Wednesday 14th April 2021

(3 years, 8 months ago)

Public Bill Committees
Read Full debate Read Hansard Text Read Debate Ministerial Extracts
Dawn Butler Portrait Dawn Butler
- Hansard - - - Excerpts

Q It was a quick one on why UKRI cannot access the innovators of tomorrow—the people coding at home. I did not understand what was stopping UKRI doing that?

Professor Leyser: At the moment, most of our funding opportunities require people to apply for a research grant. People coding at home have a hard time applying for research grants, because it is a system with financial checks and so on. Applying for a research grant is a non-trivial activity, whereas winning a research prize, where there is no application process and you just get on with it, is doable. We are very interested in that wider range of funding mechanisms and in how we can learn from the work of Nesta, and, in the future, the work of ARIA to reach a wider range of people. But at the moment, we work on a largely open-call process; it is really effective because it is completely open, but it none the less creates barriers for people who do not have the infrastructure and administrative support to help them submit those kinds of grant applications.

Aaron Bell Portrait Aaron Bell (Newcastle-under-Lyme) (Con)
- Hansard - -

Q It is a pleasure to serve under your chairmanship, Ms McVey. I thank both witnesses for their time, and Dame Ottoline for her evidence to the Science and Technology Committee, on which Ms Butler and I also serve.

Following on from Dame Ottoline’s answer to Ms Butler, obviously, the purpose is to expand ARIA to cover areas that are not already well covered, but it also seems to be to try to pick up the pace of research and innovation. We have seen that that is possible through crises such as coronavirus. Can you explain how the pace can be picked up by some of the things that you do at Nesta and whether that would carry across to what ARIA is going to do?

Tris Dyson: I think it helps to pick things, to say, “We want to achieve x within the next two or three years” and to give people a degree of certainty about what outcomes you are going to fund and why. It happens naturally, anyway. Coronavirus is a crisis that has created a rush for R&D. It has also shown, on the drug development or vaccine side, what a combination of funding and relatively agile thinking, including from regulators in conjunction, can do in order to improve outcomes and achieve things. A challenge prize creates that in a positive sense; it essentially says, “We are going to solve for x and award funding on that basis.” That helps speed things up.

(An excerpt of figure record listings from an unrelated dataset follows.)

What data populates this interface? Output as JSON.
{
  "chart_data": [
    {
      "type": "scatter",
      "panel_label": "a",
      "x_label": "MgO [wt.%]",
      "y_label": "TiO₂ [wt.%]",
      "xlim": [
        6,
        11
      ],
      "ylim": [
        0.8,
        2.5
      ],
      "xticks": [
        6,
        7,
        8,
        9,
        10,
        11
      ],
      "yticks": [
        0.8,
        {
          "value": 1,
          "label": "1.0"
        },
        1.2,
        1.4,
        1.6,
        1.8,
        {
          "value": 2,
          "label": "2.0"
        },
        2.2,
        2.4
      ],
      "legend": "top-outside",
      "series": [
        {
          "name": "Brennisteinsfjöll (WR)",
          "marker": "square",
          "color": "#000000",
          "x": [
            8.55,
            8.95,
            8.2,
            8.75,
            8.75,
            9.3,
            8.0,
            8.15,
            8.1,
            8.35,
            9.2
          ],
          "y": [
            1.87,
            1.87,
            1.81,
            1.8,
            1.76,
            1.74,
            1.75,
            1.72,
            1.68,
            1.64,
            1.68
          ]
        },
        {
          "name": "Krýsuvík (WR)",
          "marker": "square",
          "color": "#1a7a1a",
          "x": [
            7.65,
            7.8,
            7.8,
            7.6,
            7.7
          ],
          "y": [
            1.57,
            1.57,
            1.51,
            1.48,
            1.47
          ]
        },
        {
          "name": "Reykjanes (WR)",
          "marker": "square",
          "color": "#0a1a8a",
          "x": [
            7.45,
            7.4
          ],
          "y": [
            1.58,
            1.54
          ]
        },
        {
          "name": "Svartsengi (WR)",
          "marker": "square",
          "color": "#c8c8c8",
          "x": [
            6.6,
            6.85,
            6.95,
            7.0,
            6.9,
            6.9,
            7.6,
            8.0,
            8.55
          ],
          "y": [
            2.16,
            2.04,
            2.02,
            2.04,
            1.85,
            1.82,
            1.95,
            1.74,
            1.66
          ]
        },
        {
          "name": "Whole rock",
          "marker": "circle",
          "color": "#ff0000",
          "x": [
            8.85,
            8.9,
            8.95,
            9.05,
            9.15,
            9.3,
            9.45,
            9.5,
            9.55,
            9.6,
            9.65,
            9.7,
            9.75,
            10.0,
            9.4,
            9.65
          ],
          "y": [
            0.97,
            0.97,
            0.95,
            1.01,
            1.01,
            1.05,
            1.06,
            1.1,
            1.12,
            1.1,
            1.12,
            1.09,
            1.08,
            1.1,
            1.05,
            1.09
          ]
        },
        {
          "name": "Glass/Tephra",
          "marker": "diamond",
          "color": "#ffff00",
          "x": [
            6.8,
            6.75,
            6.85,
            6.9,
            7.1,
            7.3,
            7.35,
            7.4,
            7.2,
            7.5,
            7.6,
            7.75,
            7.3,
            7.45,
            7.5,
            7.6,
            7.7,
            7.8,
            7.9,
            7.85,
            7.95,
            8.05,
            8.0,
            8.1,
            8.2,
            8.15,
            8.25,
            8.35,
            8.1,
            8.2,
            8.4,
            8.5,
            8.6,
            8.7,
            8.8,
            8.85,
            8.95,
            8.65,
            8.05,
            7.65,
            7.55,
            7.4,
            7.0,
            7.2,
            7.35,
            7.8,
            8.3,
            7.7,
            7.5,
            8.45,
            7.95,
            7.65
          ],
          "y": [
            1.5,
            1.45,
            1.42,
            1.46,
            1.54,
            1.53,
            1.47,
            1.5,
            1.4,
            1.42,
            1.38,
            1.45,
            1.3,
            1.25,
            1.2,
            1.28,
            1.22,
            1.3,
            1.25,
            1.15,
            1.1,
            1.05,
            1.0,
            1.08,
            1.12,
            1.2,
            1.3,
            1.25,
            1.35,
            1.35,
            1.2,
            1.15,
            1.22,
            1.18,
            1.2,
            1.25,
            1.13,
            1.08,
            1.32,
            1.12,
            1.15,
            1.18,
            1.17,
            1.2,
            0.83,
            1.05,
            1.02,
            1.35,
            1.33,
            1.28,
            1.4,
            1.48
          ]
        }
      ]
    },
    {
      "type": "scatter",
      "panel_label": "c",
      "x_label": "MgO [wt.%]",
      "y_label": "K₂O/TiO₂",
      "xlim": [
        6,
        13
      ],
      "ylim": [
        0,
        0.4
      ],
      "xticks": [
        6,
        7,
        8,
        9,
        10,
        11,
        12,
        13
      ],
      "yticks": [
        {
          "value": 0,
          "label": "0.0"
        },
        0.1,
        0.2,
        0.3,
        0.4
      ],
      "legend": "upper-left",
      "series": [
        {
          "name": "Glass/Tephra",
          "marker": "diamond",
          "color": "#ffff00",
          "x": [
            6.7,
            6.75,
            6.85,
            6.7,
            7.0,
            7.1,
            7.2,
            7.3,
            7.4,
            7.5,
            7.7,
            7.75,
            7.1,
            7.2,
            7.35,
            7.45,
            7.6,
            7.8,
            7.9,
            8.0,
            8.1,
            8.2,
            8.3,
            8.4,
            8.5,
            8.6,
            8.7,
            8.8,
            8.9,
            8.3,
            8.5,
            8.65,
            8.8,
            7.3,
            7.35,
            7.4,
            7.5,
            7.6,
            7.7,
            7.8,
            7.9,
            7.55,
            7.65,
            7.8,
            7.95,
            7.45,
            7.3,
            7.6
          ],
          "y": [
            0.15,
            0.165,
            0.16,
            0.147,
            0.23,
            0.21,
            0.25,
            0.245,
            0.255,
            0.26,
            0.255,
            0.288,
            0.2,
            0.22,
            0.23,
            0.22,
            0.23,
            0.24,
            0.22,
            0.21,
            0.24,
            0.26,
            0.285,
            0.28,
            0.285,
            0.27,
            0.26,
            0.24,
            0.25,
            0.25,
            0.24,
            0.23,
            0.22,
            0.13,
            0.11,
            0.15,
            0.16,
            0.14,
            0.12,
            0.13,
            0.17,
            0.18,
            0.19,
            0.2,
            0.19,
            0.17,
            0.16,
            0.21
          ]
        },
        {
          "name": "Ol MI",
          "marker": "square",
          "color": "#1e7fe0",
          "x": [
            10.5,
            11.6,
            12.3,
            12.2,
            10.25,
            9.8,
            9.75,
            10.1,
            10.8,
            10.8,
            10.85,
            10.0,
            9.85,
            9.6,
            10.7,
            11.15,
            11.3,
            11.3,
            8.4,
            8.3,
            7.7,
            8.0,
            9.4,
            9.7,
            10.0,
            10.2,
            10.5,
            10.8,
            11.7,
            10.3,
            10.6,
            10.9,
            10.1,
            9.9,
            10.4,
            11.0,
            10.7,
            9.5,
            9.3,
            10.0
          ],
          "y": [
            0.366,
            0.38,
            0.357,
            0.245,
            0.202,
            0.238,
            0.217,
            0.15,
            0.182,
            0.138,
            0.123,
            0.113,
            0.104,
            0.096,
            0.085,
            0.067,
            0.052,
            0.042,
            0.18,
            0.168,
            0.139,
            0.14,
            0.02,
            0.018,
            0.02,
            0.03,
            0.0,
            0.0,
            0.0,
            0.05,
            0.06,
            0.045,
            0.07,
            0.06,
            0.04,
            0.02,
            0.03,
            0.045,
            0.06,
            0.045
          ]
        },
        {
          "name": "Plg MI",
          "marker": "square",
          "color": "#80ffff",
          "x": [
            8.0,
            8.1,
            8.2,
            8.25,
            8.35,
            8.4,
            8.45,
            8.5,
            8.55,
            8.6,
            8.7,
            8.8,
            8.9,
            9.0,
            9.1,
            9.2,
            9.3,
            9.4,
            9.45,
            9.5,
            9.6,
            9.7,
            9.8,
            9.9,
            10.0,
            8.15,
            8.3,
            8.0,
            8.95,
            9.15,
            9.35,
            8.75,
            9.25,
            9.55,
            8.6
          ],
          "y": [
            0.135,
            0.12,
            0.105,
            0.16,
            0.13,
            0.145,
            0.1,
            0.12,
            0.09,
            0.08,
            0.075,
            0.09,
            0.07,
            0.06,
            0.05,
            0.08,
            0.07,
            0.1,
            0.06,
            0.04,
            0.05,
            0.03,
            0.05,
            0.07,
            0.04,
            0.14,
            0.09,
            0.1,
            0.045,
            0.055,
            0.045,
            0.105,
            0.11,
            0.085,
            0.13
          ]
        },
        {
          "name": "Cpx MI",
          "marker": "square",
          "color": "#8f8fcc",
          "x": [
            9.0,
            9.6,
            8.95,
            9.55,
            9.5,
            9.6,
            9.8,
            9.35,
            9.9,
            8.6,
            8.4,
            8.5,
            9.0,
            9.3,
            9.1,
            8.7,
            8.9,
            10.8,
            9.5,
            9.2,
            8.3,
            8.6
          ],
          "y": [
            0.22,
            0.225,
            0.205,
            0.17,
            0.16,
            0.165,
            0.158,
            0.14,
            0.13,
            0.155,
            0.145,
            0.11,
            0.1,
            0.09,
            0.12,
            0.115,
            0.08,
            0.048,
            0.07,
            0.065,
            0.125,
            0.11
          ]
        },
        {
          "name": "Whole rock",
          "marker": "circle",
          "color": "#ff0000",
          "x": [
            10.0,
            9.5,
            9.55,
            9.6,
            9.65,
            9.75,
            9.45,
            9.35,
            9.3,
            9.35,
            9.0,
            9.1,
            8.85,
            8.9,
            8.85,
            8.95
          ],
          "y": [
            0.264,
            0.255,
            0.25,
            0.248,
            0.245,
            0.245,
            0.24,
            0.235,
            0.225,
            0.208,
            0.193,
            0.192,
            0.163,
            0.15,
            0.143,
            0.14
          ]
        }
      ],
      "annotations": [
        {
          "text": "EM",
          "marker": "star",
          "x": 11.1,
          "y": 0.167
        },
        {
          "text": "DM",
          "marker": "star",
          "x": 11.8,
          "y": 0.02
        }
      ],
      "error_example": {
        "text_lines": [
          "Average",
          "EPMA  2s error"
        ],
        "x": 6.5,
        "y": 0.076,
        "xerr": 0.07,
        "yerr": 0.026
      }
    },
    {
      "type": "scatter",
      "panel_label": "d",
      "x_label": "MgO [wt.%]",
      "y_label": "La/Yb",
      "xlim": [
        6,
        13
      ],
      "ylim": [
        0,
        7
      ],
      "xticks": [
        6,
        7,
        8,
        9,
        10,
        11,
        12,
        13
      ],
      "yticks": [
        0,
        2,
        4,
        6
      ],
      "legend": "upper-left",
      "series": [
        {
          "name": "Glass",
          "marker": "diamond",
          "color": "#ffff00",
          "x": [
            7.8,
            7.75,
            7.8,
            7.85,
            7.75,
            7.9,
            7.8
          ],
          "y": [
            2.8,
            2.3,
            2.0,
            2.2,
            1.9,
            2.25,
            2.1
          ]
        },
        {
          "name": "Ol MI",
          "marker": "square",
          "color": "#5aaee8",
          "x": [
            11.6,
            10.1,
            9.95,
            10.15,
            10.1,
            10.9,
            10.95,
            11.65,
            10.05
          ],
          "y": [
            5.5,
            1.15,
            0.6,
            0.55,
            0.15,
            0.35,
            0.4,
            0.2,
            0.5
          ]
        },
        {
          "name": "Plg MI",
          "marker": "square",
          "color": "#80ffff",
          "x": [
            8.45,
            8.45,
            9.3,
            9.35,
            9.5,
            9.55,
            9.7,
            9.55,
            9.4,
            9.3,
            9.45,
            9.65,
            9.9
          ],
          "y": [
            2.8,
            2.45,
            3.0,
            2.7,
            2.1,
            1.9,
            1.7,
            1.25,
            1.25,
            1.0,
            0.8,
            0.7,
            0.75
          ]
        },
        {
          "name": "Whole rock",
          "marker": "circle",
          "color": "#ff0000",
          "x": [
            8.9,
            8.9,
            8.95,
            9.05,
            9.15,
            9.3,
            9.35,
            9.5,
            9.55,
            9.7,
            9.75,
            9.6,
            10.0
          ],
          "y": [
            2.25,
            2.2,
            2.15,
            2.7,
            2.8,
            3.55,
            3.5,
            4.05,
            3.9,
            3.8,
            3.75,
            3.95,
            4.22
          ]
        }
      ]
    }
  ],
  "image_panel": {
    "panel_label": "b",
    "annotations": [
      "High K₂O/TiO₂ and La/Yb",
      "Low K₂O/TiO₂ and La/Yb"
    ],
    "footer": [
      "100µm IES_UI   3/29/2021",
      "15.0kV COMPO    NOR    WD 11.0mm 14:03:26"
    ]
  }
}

Related to the previous question, with a grant model approach, you are funding inputs and costs primarily. People put in a proposal for half a million pounds and say, “We are going to do x and this is what the associated costs are going to be.” Inherently, your risk threshold is going to be different, because you are anticipating whether this an investment that means they are going to be able to spend that money well and achieve x. You are going to look at track records, their financial history and their institutional strengths. You are going to make a judgment on whether to fund A versus B. That lends itself more towards funding the usual suspects than an outcome-based model, where you say, “It is not important to us who solves for x as long as somebody does.” In reality, you tend to blend these models. It is not like there is a pure challenge prize model that does not involve other types of funding mechanisms as well.

Aaron Bell Portrait Aaron Bell
- Hansard - -

Understood, thank you. I had better hand on, as we are running out of time.

Virginia Crosbie Portrait Virginia Crosbie (Ynys Môn) (Con)
- Hansard - - - Excerpts

Q It is a pleasure to serve on this Committee, particularly as a scientist. Dame Ottoline said one of the challenges was finding the right people to lead ARIA and that they were in short supply. Tris said that ARIA was about identifying visionary leaders with extraordinary ideas. My question to both of you is, how much is the success of ARIA linked to finding the right people to lead it? Are you confident that we can find them?

--- Later in debate ---
None Portrait The Chair
- Hansard -

I think we are going to hear your question, Aaron, but we will not get the reply.

Aaron Bell Portrait Aaron Bell
- Hansard - -

Q Professor Bond, you said that opacity is useful because it avoids too much pressure being put on people. Does that apply to trying to get new people into the space?

Professor Bond: Sorry, when you say “new people”—

Aaron Bell Portrait Aaron Bell
- Hansard - -

Q People we are trying to get in through the challenges and so on.

Professor Bond: Yes, I think so.

None Portrait The Chair
- Hansard -

Perfect. We have come to the end of the time allocated for the Committee to ask questions, and indeed for this morning’s sitting. I thank our witnesses on behalf of the Committee for their evidence. Professor James Wilsdon from the University of Sheffield, Professor Mariana Mazzucato from University College London and Professor Philip Bond from the University of Manchester, thank you very much indeed.

Ordered, That further consideration be now adjourned. —(Michael Tomlinson.)